À ce calamiteux passage de son existence, on a de lui des images qui le montrent sous un triste aspect. D’un accord commun, il ne paye pas de mine. Sa maigreur est déplorable, son teint jaune, ses cheveux sans soin, sa garde-robe élimée. Avec sa taille qui était moyenne, (on ne lui trouve guère plus de 1 m. 65), il paraît petit, étant décharné, comme il le paraîtra devenu gras. Il traîne avec lui deux aides de camp, ou plutôt deux acolytes, Junot et Marmont, qui ne sont pas plus reluisants que leur général. Un jour qu’ils arpentent le boulevard, Junot lui avoue qu’il aime Pauline et le frère le raisonne. « Tu n’as rien, elle n’a rien. Quel est le total ? Rien. » On était loin d’entrevoir les duchés, les principautés et les trônes.
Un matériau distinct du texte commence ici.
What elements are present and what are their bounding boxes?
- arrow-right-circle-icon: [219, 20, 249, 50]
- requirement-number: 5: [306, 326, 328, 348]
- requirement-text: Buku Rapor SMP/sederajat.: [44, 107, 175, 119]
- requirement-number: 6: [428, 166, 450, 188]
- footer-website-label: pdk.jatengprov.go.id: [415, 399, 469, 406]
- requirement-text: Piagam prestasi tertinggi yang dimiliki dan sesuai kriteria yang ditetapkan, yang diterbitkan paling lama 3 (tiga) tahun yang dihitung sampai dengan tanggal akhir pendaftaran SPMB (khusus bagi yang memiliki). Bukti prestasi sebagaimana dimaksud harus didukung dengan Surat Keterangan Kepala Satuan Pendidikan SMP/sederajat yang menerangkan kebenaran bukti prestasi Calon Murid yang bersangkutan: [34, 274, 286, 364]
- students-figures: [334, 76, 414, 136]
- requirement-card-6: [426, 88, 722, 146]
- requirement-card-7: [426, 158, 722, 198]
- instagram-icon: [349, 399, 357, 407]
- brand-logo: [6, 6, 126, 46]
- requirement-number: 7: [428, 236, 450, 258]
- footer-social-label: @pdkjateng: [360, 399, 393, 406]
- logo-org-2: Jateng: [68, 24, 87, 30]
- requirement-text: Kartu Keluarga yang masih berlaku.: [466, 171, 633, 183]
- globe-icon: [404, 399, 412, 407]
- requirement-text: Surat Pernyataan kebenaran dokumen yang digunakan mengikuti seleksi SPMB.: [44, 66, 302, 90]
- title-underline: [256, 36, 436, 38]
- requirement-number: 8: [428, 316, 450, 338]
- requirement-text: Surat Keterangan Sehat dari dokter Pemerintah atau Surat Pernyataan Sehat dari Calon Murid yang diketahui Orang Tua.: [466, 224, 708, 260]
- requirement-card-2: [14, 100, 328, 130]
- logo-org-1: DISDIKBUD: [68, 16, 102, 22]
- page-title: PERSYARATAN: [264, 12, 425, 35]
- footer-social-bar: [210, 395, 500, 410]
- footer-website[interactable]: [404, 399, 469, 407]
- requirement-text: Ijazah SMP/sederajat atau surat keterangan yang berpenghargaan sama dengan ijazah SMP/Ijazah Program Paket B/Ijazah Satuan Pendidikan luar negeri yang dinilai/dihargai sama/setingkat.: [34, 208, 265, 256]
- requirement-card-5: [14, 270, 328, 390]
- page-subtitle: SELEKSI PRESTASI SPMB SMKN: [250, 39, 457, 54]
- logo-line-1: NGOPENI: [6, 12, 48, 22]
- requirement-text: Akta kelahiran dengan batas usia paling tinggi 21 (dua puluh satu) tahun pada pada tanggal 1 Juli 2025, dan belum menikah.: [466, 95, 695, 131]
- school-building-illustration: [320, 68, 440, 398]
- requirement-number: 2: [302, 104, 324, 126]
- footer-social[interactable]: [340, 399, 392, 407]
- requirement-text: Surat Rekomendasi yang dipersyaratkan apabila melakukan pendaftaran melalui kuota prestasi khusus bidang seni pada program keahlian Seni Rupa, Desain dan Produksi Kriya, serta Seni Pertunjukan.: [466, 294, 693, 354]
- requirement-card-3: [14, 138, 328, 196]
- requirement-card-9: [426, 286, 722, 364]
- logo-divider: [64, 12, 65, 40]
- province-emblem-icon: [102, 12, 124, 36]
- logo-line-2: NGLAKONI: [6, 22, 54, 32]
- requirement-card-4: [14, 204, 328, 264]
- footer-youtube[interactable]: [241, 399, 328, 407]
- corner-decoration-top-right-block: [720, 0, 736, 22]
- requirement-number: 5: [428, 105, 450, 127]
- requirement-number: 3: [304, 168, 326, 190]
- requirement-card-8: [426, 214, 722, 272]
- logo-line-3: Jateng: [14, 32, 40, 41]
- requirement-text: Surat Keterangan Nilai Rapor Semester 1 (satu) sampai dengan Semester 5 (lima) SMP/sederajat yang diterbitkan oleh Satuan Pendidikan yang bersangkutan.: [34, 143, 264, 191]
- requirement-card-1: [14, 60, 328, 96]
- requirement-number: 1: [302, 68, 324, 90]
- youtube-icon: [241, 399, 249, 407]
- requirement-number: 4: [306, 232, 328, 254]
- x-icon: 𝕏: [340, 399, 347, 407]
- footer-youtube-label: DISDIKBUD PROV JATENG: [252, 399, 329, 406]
Junot n’épousa point Pauline, mais Laure Permon, qui sera duchesse d’Abrantès. La mère de Laure, qui était corse, et liée avec la famille Bonaparte, accueillait le jeune général qui se plaisait dans la maison. La duchesse d’Abrantès, bavarde et mauvaise langue, trace de Bonaparte à ce moment-là un portrait somme toute vraisemblable. On le voit, avec ses bottes éculées et boueuses, après des courses dans Paris, heureux de s’asseoir à un foyer et devant une table, aventurier, un peu pique-assiette dans ce milieu bourgeois.